Алексей спорил с Колюшкой о разных царях и полководцах прошлого, о Дарии, Помпее, о Пипине Коротком и всевозможных Ричардах, которые, как видно, чем-то Алексея допекли, а Володя вертел в руках давно прочитанного «Последнего из могикан» и слушал. И вдруг Колюшка, прервал свой спор с Алексеем, спросил:

– А ты, Вовка, на стороне бледнолицых или краснокожих?

– На стороне бледнолицых.

Колюшкины брови поползли вверх, и он с непритворным недоверием сказал:

– Неужели? А я на стороне краснокожих. А ты, Лешка?

– Что за вопрос! – отрезал Алексей, сам походивший сейчас на индейца. Его мучил жар: лицо, глаза красные, говорит хрипло, горло перевязано, мать запретила выходить на улицу. – Он все понимает шиворот-навыворот!
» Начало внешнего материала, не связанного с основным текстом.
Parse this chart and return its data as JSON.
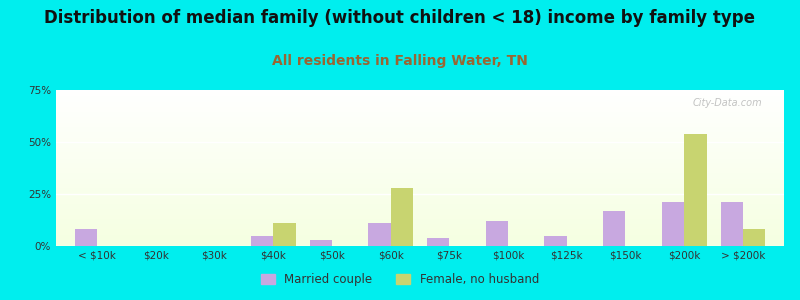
{
  "title": "Distribution of median family (without children < 18) income by family type",
  "subtitle": "All residents in Falling Water, TN",
  "categories": [
    "< $10k",
    "$20k",
    "$30k",
    "$40k",
    "$50k",
    "$60k",
    "$75k",
    "$100k",
    "$125k",
    "$150k",
    "$200k",
    "> $200k"
  ],
  "married_couple": [
    8,
    0,
    0,
    5,
    3,
    11,
    4,
    12,
    5,
    17,
    21,
    21
  ],
  "female_no_husband": [
    0,
    0,
    0,
    11,
    0,
    28,
    0,
    0,
    0,
    0,
    54,
    8
  ],
  "married_color": "#c8a8e0",
  "female_color": "#c8d470",
  "background_color": "#00eeee",
  "ylim": [
    0,
    75
  ],
  "yticks": [
    0,
    25,
    50,
    75
  ],
  "ytick_labels": [
    "0%",
    "25%",
    "50%",
    "75%"
  ],
  "title_fontsize": 12,
  "subtitle_fontsize": 10,
  "bar_width": 0.38,
  "subtitle_color": "#996633",
  "title_color": "#111111"
}
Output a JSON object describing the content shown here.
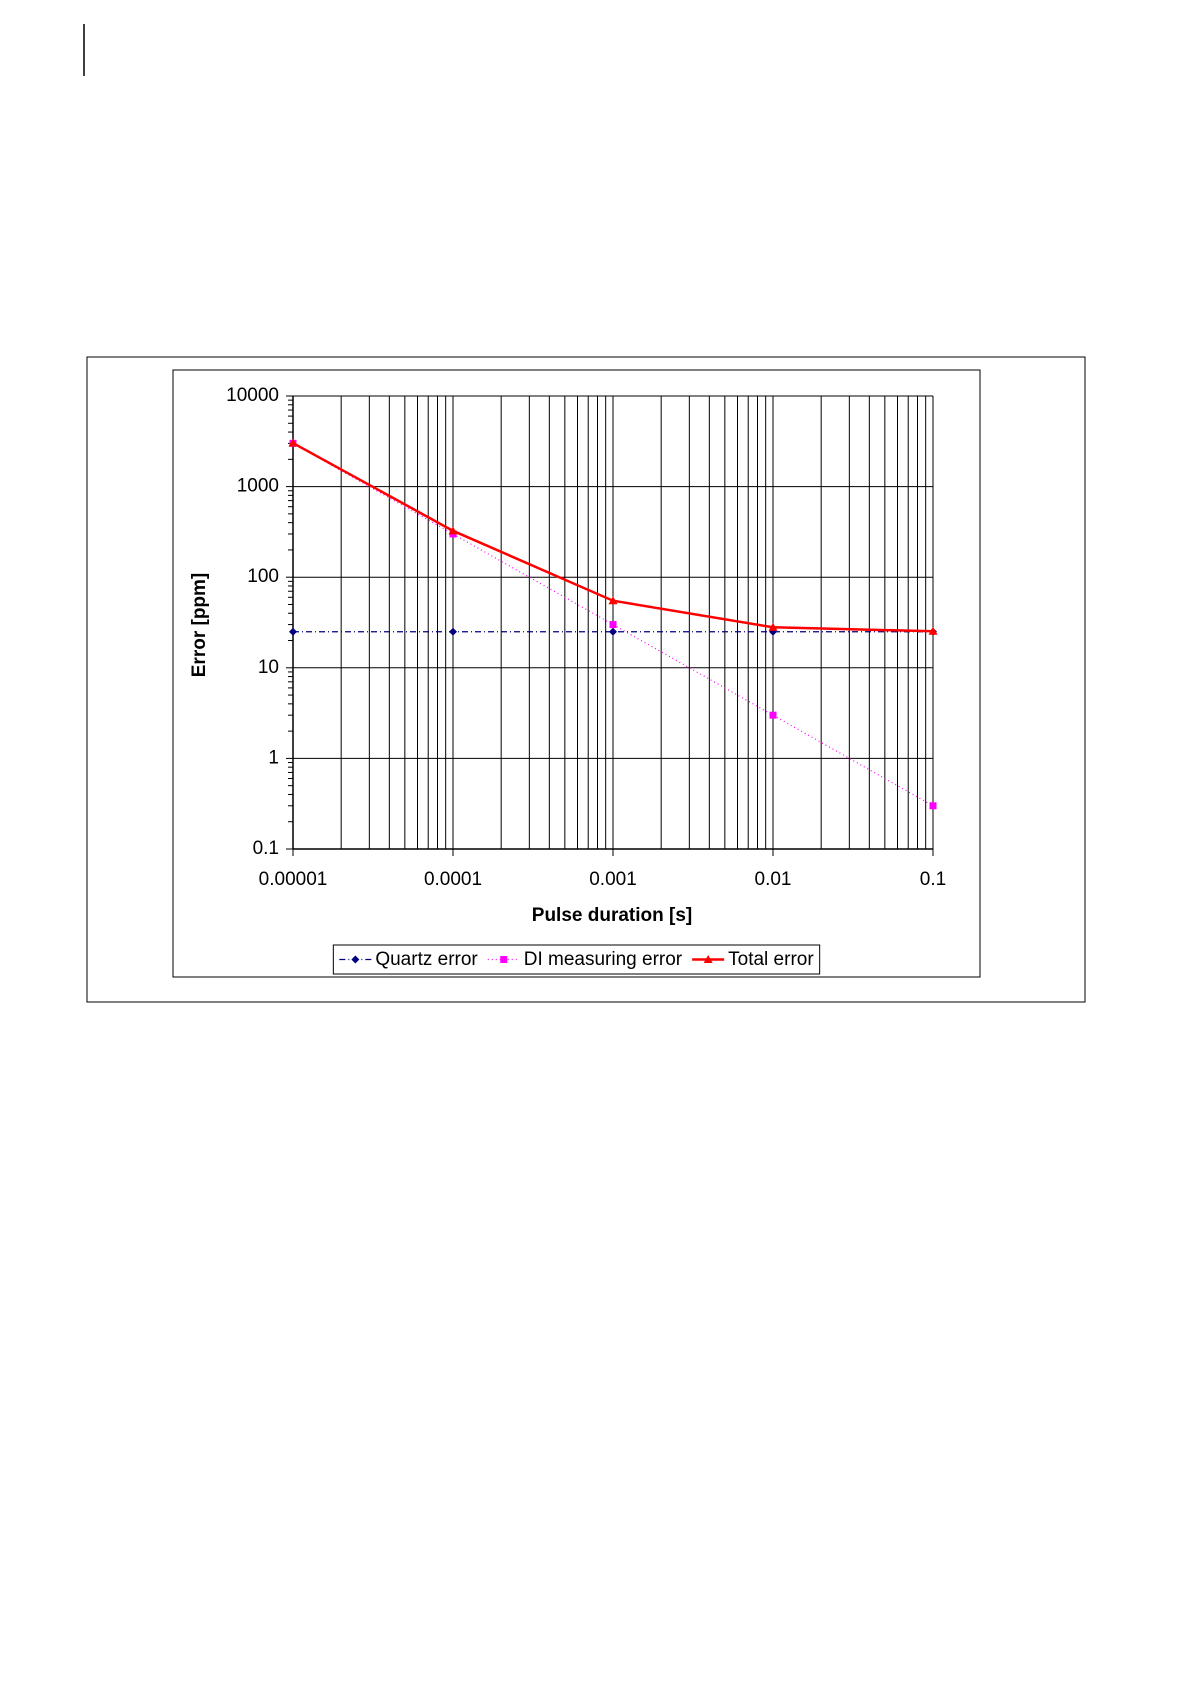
{
  "chart_data": {
    "type": "line",
    "x_label": "Pulse duration [s]",
    "y_label": "Error [ppm]",
    "x": [
      1e-05,
      0.0001,
      0.001,
      0.01,
      0.1
    ],
    "series": [
      {
        "name": "Quartz error",
        "color": "#000080",
        "marker": "diamond",
        "line": "dashdot",
        "values": [
          25,
          25,
          25,
          25,
          25
        ]
      },
      {
        "name": "DI measuring error",
        "color": "#ff00ff",
        "marker": "square",
        "line": "dotted",
        "values": [
          3000,
          300,
          30,
          3,
          0.3
        ]
      },
      {
        "name": "Total error",
        "color": "#ff0000",
        "marker": "triangle",
        "line": "solid",
        "values": [
          3025,
          325,
          55,
          28,
          25.3
        ]
      }
    ],
    "xlim": [
      1e-05,
      0.1
    ],
    "xticks": [
      1e-05,
      0.0001,
      0.001,
      0.01,
      0.1
    ],
    "ylim": [
      0.1,
      10000
    ],
    "yticks": [
      0.1,
      1,
      10,
      100,
      1000,
      10000
    ],
    "xscale": "log",
    "yscale": "log",
    "grid": true,
    "legend": "bottom"
  }
}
– Не ври! – огрызнулся Володя. – Бледнолицые ведут себя благородно!

– Ты прочитай про Кортеса, как он завоевал Мексику, – вновь удивляясь, сказал Колюшка. – Это был отчаянный человек, но мерзавец, головорез! И везде европейцы загнали индейцев в самые гиблые места, множество истребили! Они пользовались правом сильного.

Володя угрюмо смотрел в угол. Он чувствовал себя разбитым наголову, как тот же несчастный Помпей или персидский царь Дарий, и, вспотев от унижения, от обиды, пошел к двери.

На пороге стояла мать, с зачесанными волосами, в белой блузке, тонкая, перетянутая в талии.

– Отца привезли, – сказала она.

Они не сразу поняли. Алексей закашлялся, схватился за горло. Щеки вздулись.

– Я согрею воду, подыши над паром, – сказала мать. – Вас не было, Ширшов заходил. Расстрелянных из Ганюшкино привезли. Отрыли… Завтра на кладбище поедем… опознавать.

За ночь жар у Алексея поднялся. Мать не спала, бегала за доктором. Утром наотрез отказалась взять старшего с собой. Колюшке еще накануне сказала, чтобы он не ходил. Не надо. Лишнее. Велено прийти лишь близким родственникам.

И Володя с матерью отправились вдвоем. Пешими.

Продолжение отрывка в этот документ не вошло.